Yes, Democrats denied Trump’s legitimacy and other commentaryDecember 6, 2020
Roll tape: Yes, Dems Denied Don’s Legitimacy
New York Times columnist Paul Krugman recently claimed that Democrats “never” questioned President Trump’s legitimacy. And that, RealClearPolitics’ Carl M. Cannon snarks, is what happens to a Nobelist brain high on “hyper-partisanship.” In fact, “millions of Democrats” spent the past four years questioning “Trump’s legitimacy, as did numerous anti-Trump pundits and Obama-era US intelligence-community officials.” From the late Rep. John Lewis in 2017 (“I don’t see this president-elect as a legitimate president”) to Hillary Clinton in 2019 (Trump “knows he’s an illegitimate president”), denying Trump’s right to occupy the White House was a Democratic obsession. And, of course, Krugman did it, too. “Although the Royal Swedish Academy of Sciences hasn’t asked for its award back, a cynic might wonder if Krugman’s economics writing had the same level of intellectual rigor as his political commentary.”
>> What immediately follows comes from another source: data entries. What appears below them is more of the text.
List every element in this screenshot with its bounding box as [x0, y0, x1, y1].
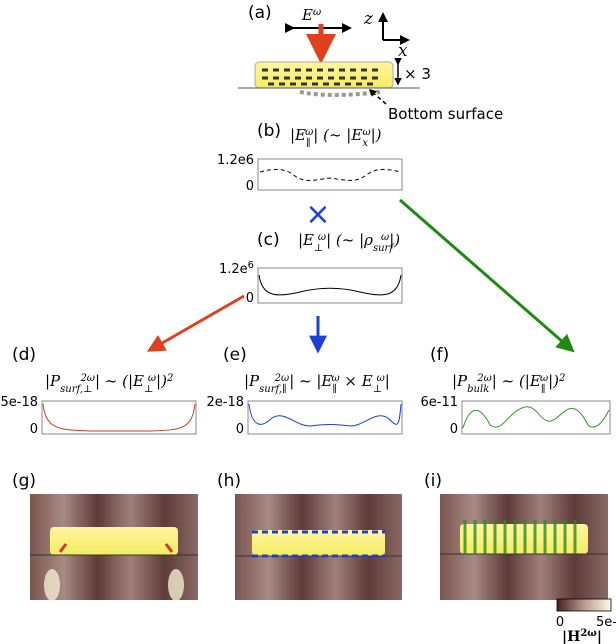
panel-label: (a): [248, 3, 272, 23]
curve: [259, 275, 401, 295]
superscript: ω: [331, 373, 339, 384]
plot-frame: [258, 268, 402, 303]
text-part: 1.2e: [219, 262, 248, 277]
subscript: ⊥: [314, 243, 323, 254]
superscript: ω: [540, 373, 548, 384]
subscript: ∥: [332, 383, 337, 395]
tick-label: 1.2e6: [219, 260, 254, 278]
formula: |E∥ω| (~ |Exω|): [290, 126, 382, 149]
text-part: |): [156, 372, 167, 390]
colorbar-tick: 0: [556, 615, 564, 630]
subscript: ⊥: [144, 384, 153, 395]
bottom-field: [300, 92, 380, 95]
curve: [463, 407, 609, 428]
text-part: |: [385, 372, 390, 390]
formula: |Pbulk2ω| ~ (|E∥ω|)2: [452, 372, 565, 395]
curve: [249, 404, 401, 426]
colorbar: [557, 599, 611, 611]
figure: (a) Eω z x × 3 Bottom surface (b) |E∥ω| …: [0, 0, 616, 644]
formula: |Psurf,⊥2ω| ~ (|E⊥ω|)2: [45, 372, 173, 395]
tick-label: 0: [236, 422, 244, 437]
text-part: |E: [290, 126, 306, 144]
tick-label: 0: [246, 179, 254, 194]
tick-label: 0: [30, 422, 38, 437]
plot-frame: [258, 159, 402, 190]
panel-label: (c): [257, 230, 280, 250]
panel-label: (b): [257, 121, 281, 141]
subscript: surf,⊥: [60, 384, 92, 395]
field-map: [235, 494, 402, 600]
subscript: surf,∥: [259, 383, 287, 395]
text-part: | (~ |ρ: [326, 231, 373, 249]
tick-label: 0: [246, 291, 254, 306]
superscript: ω: [362, 127, 370, 138]
formula: |Psurf,∥2ω| ~ |E∥ω × E⊥ω|: [244, 372, 390, 395]
colorbar-tick: 5e-: [596, 615, 616, 630]
text-part: |H: [562, 629, 580, 644]
panel-label: (d): [12, 345, 36, 365]
text-part: | (~ |E: [313, 126, 362, 144]
superscript: 2ω: [79, 373, 95, 384]
tick-label: 2e-18: [206, 395, 244, 410]
panel-label: (f): [430, 345, 449, 365]
subscript: ⊥: [373, 384, 382, 395]
text-part: |): [371, 126, 382, 144]
subscript: bulk: [467, 384, 489, 395]
text-part: |: [597, 629, 602, 644]
text-part: | ~ (|E: [95, 372, 144, 390]
text-part: |): [389, 231, 400, 249]
superscript: ω: [318, 232, 326, 243]
subscript: ∥: [541, 383, 546, 395]
plot-frame: [462, 401, 610, 434]
curve: [43, 404, 195, 431]
superscript: ω: [313, 7, 321, 18]
panel-label: (e): [223, 345, 247, 365]
times-symbol: ×: [305, 197, 330, 232]
superscript: ω: [377, 373, 385, 384]
arrow: [400, 200, 572, 350]
tick-label: 0: [450, 422, 458, 437]
curve: [260, 169, 400, 180]
text-part: |P: [45, 372, 61, 390]
field-label: Eω: [301, 6, 321, 24]
superscript: 2ω: [476, 373, 492, 384]
field-map: [30, 494, 198, 601]
axis-label: z: [363, 9, 374, 29]
superscript: 2ω: [274, 373, 290, 384]
tick-label: 5e-18: [0, 395, 38, 410]
text-part: |): [548, 372, 559, 390]
superscript: 2: [558, 373, 565, 384]
colorbar-label: |H2ω|: [562, 628, 602, 644]
superscript: 2ω: [580, 628, 597, 639]
superscript: 6: [248, 260, 254, 271]
text-part: × E: [340, 372, 373, 390]
text-part: E: [301, 6, 313, 24]
superscript: ω: [305, 127, 313, 138]
subscript: x: [362, 138, 368, 149]
tick-label: 1.2e6: [217, 153, 254, 168]
formula: |E⊥ω| (~ |ρsurfω|): [298, 231, 400, 254]
scale-label: × 3: [404, 65, 431, 83]
text-part: |P: [452, 372, 468, 390]
arrow: [150, 296, 244, 350]
panel-label: (h): [217, 471, 241, 491]
annotation: Bottom surface: [388, 105, 503, 123]
text-part: | ~ (|E: [492, 372, 541, 390]
tick-label: 6e-11: [420, 395, 458, 410]
subscript: ∥: [306, 137, 311, 149]
text-part: |P: [244, 372, 260, 390]
superscript: ω: [381, 232, 389, 243]
superscript: 2: [166, 373, 173, 384]
axis-label: x: [398, 41, 408, 61]
panel-label: (g): [12, 471, 36, 491]
panel-label: (i): [424, 471, 442, 491]
text-part: | ~ |E: [289, 372, 332, 390]
text-part: |E: [298, 231, 314, 249]
plot-frame: [248, 401, 402, 434]
superscript: ω: [148, 373, 156, 384]
field-map: [440, 494, 608, 600]
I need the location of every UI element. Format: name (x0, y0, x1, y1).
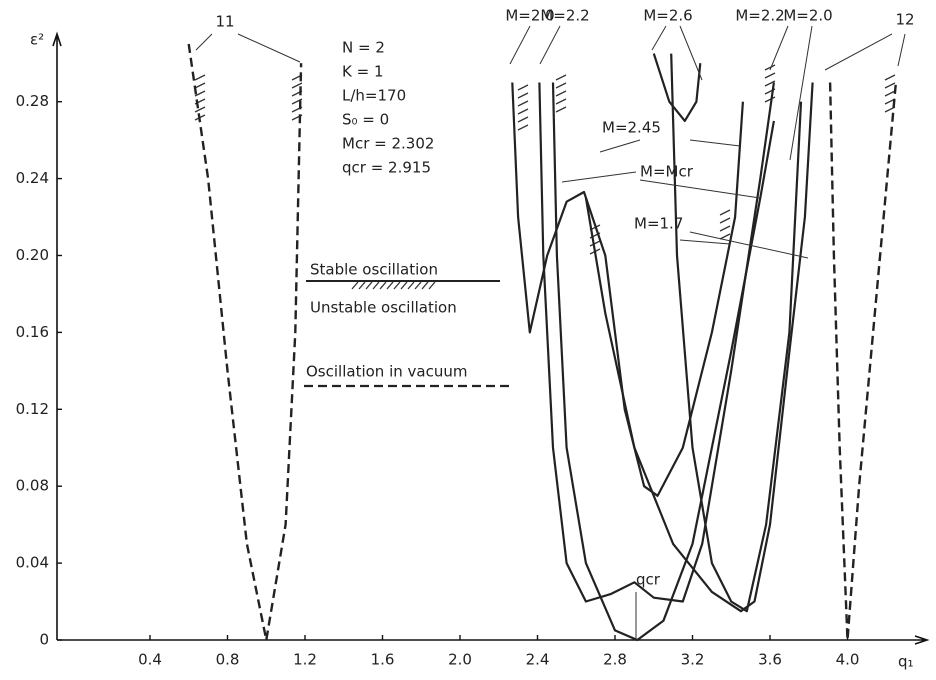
annotation: qcr (636, 571, 661, 589)
curve (584, 82, 814, 613)
y-axis (52, 31, 62, 640)
curve (187, 43, 303, 642)
x-tick-label: 0.4 (138, 651, 162, 669)
annotation: M=2.2 (735, 7, 784, 25)
curve-label: M=2.6 (643, 7, 692, 25)
x-tick-label: 0.8 (216, 651, 240, 669)
parameter: N = 2 (342, 39, 385, 57)
x-tick-label: 3.2 (681, 651, 705, 669)
x-tick-label: 2.4 (526, 651, 550, 669)
y-tick-label: 0.08 (16, 477, 49, 495)
y-tick-label: 0.20 (16, 246, 49, 264)
hatching (194, 64, 896, 255)
leader-line (599, 139, 741, 153)
leader-line (539, 25, 561, 65)
legend-hatch (407, 281, 415, 290)
legend-hatch (372, 281, 380, 290)
curve (538, 82, 775, 603)
curve-label: M=1.7 (634, 215, 683, 233)
x-tick-label: 3.6 (758, 651, 782, 669)
curve (670, 53, 803, 613)
x-axis (57, 635, 930, 645)
curve-label: M=2.2 (540, 7, 589, 25)
curve-label: 12 (895, 11, 914, 29)
curve-label: M=Mcr (640, 163, 694, 181)
y-axis-label: ε² (30, 31, 44, 49)
legend-hatch (428, 281, 436, 290)
y-tick-label: 0.28 (16, 92, 49, 110)
curve-label: 11 (215, 13, 234, 31)
legend-hatch (393, 281, 401, 290)
x-tick-label: 2.8 (603, 651, 627, 669)
leader-line (824, 33, 906, 71)
legend-hatch (358, 281, 366, 290)
leader-line (651, 25, 703, 81)
parameter: S₀ = 0 (342, 111, 389, 129)
legend-label: Stable oscillation (310, 261, 438, 279)
curve (652, 53, 702, 122)
curve-label: M=2.0 (505, 7, 554, 25)
leader-line (195, 33, 301, 63)
legend-hatch (365, 281, 373, 290)
curve-label: M=2.45 (602, 119, 661, 137)
x-tick-label: 4.0 (836, 651, 860, 669)
leader-line (789, 25, 813, 161)
legend-hatch (386, 281, 394, 290)
leader-line (561, 171, 761, 199)
y-tick-label: 0.16 (16, 323, 49, 341)
y-tick-label: 0.12 (16, 400, 49, 418)
legend-hatch (400, 281, 408, 290)
y-tick-label: 0.24 (16, 169, 49, 187)
curve (511, 82, 744, 497)
legend-hatch (414, 281, 422, 290)
y-tick-label: 0.04 (16, 554, 49, 572)
x-tick-label: 2.0 (448, 651, 472, 669)
x-axis-label: q₁ (898, 653, 914, 671)
legend-hatch (421, 281, 429, 290)
parameter: Mcr = 2.302 (342, 135, 434, 153)
parameter: qcr = 2.915 (342, 159, 431, 177)
curve (828, 82, 898, 642)
legend-hatch (351, 281, 359, 290)
parameter: L/h=170 (342, 87, 406, 105)
legend-hatch (379, 281, 387, 290)
x-tick-label: 1.2 (293, 651, 317, 669)
x-tick-label: 1.6 (371, 651, 395, 669)
legend-label: Unstable oscillation (310, 299, 457, 317)
curve (551, 82, 775, 642)
parameter: K = 1 (342, 63, 383, 81)
legend-label: Oscillation in vacuum (306, 363, 467, 381)
y-tick-label: 0 (39, 631, 49, 649)
leader-line (509, 25, 531, 65)
annotation: M=2.0 (783, 7, 832, 25)
leader-line (679, 231, 809, 259)
leader-line (769, 25, 789, 71)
Urban beat: The New Untouchables
Seattle’s city council recently considered “legislation to provide an exemption from prosecution for misdemeanor crimes for any citizen who suffers from poverty, homelessness, addiction or mental illness,” reports Christopher J. Rufo at City Journal — creating “a new class of ‘untouchables,’ protected from consequences by the city’s power brokers,” who seem bent on establishing “a ‘reverse hierarchy of oppression.’ ” To the hard left, the bill to “effectively legalize an entire spectrum of misdemeanor crimes” has the added plus of “dramatically downsizing the court system,” which they see as “a bastion of racism and oppression.” Craziest of all: A public outcry has only delayed the bill.
Conservative: Biden’s Shady DHS Nominee
Joe Biden’s pick to run Homeland Security, Alejandro Mayorkas, is “a left-wing Democrat with a history of doing favors for wealthy and politically connected people, including working to help suspected Chinese spies enter the country and convicted drug dealers get out of prison,” warns The Federalist’s Christopher Bedford. A 99-page report from the DHS inspector general covering his tenure as head of US Citizenship and Immigration Services shows Mayorkas “meddling” in the “pay-to-play citizenship model” with wealthy would-be immigrants, allegedly as a favor to figures like Hilary Clinton’s brother and then-Senate Majority Leader Harry Reid. Mayorkas denies the allegations and “says he can’t remember the substance of any of the private conversations he had with these players.” Yet his history dating back to the Clinton administration shows that “favors for the powerful” have always been his go-to strategy, and if he is approved by the Senate, those friends will undoubtedly be very happy, indeed.
Archbishop: Joe’s ‘Catholic’ Scandal
At First Things, Philadelphia’s archbishop emeritus, Charles J. Chaput, says he opposes vehemently “any seeming indifference” to the problem of Joe Biden’s aggressive pro-abortion-rights stance and his receiving Communion at Mass. “Public figures who identify as ‘Catholic’ give scandal to the faithful when receiving Communion by creating the impression that the moral laws of the church are optional. And bishops give similar scandal by not speaking up publicly about the issue and danger of sacrilege.” Thus, “when bishops publicly announce their willingness to give Communion to Mr. Biden, without clearly teaching the gravity of his facilitating the evil of abortion (and his approval of same-sex relationships), they do a serious disservice to their brother bishops and their people.”
Iconoclast: Trumpism Will Live On
“For all his antics and vitriol,” observes Joel Kotkin at Spiked Online, “Trump has left a legacy that will be difficult to ignore.” The New York developer “challenged in ways not seen for a generation the comfortable establishmentarian politics of both parties.” More important, Trump “has re-established, along with his odd socialist doppelganger, Bernie Sanders, the relevance of class in American politics.” His populist views on “trade, media, economics and immigration will continue to influence politics for the next decade.”